A Plastic Rose by Psychology student Rimsaa Karim

Taksim Square, Istanbul, Turkey

The wind blows violently hitting the worn buildings as it makes its way across the city. The town square bustling with those on their Saturday outings. Puddles sparsely spread across, displaying the signs of yesterday’s heavy rainfall, reflecting the light of the sun peeking through the clouds. 

I remember coming here in the summer; the distinct difference in the mood becomes apparent. The smell of dampness, looking at the old buildings with their paint slowly chipping off and the people walking quickly as if they all suddenly have somewhere to be.

The bells of the bright red tram ringing as it moved through the crowds that automatically part as it seeks way for its passengers in the city center. I stayed there; my feet glued to the ground staring out into the distance, watching the crowds move wondering how these people made it through every day like this. The hectic crowds, facing people every day in hopes for residents or tourists that may feel some remorse.  

This is the typical day of the Syrian refugees attempting to make a new life for themselves in Taksim Square, Istanbul. Turkey in the past few years has become a hub for refugees as they cross the border and try to make a new life for themselves and their families. That is for those that survive the trip. 

Taksim Square, Istanbul, Turkey

These refugees are displaced from their daily lives back home in Syria, grieving the loss of their loved ones and even those who were left behind. Sadness rips over me as I recall how they stand there on the streets day and night begging for some remorse, for some hope that someone may help them. 

Wearing coats that are too thin to withstand the cold temperatures of the city, dark grey clouds passing through the sky giving the illusion of rain to come, holes in their gloves that have seen better days as they hold their hands to tourists wearing expensive jackets and carrying shopping bags from their adventures in the area. Many even resort to selling packets of tissues or small flowers to tempt strangers into thinking that they are making an exchange for money that they need to survive. 

One young boy in particular caught my eye as he walked up to me in his T-shirt and trousers that were barely adequate for the weather conditions

 “Would you like a flower?” he asked looking up at me with his glistening green eyes with dirt on his face as he held out a plastic rose.

 Feeling remorse, I asked him “how much?”, wondering what this boy thinks he will need to make it through the day. 
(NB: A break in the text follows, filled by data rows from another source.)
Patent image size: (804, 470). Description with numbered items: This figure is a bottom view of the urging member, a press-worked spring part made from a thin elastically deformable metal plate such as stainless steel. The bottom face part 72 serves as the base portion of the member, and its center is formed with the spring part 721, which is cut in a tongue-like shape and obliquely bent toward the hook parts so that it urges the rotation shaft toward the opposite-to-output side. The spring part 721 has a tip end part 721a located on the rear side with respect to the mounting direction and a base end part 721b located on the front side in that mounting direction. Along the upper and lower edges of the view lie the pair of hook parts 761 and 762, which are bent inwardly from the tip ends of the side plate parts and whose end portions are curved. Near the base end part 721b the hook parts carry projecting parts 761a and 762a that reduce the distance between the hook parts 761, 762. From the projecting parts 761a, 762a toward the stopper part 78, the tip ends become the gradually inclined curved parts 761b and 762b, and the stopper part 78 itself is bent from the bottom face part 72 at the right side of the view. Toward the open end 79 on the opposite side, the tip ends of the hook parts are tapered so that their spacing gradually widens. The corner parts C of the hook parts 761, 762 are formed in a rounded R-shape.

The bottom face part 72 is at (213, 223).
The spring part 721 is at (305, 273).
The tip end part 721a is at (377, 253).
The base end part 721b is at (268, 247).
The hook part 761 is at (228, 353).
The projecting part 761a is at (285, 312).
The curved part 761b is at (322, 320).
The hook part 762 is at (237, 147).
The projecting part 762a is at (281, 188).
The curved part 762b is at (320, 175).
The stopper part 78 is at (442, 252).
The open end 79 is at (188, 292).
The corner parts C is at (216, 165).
He came closer smelling of sweat and grease, hoping that he could finally convince me that this flower was what I needed. “Please” he said, “I need some money for food.” 

How could I refuse? A cute young boy, thrown from his home, selling me a flower on the street for his lunch. Watching this boy’s actions and the way he presented himself made me wonder how these people managed through this every day. 

Going out into the city center and watching people enjoy their day as they hoped that maybe these people will be the ones to assist them. How could I not help, looking at him, knowing what he’s been through. How could anyone refuse? In the end, he would just be an unknown face that I will remember as the lost boy whose smile made my day as I bought a plastic rose.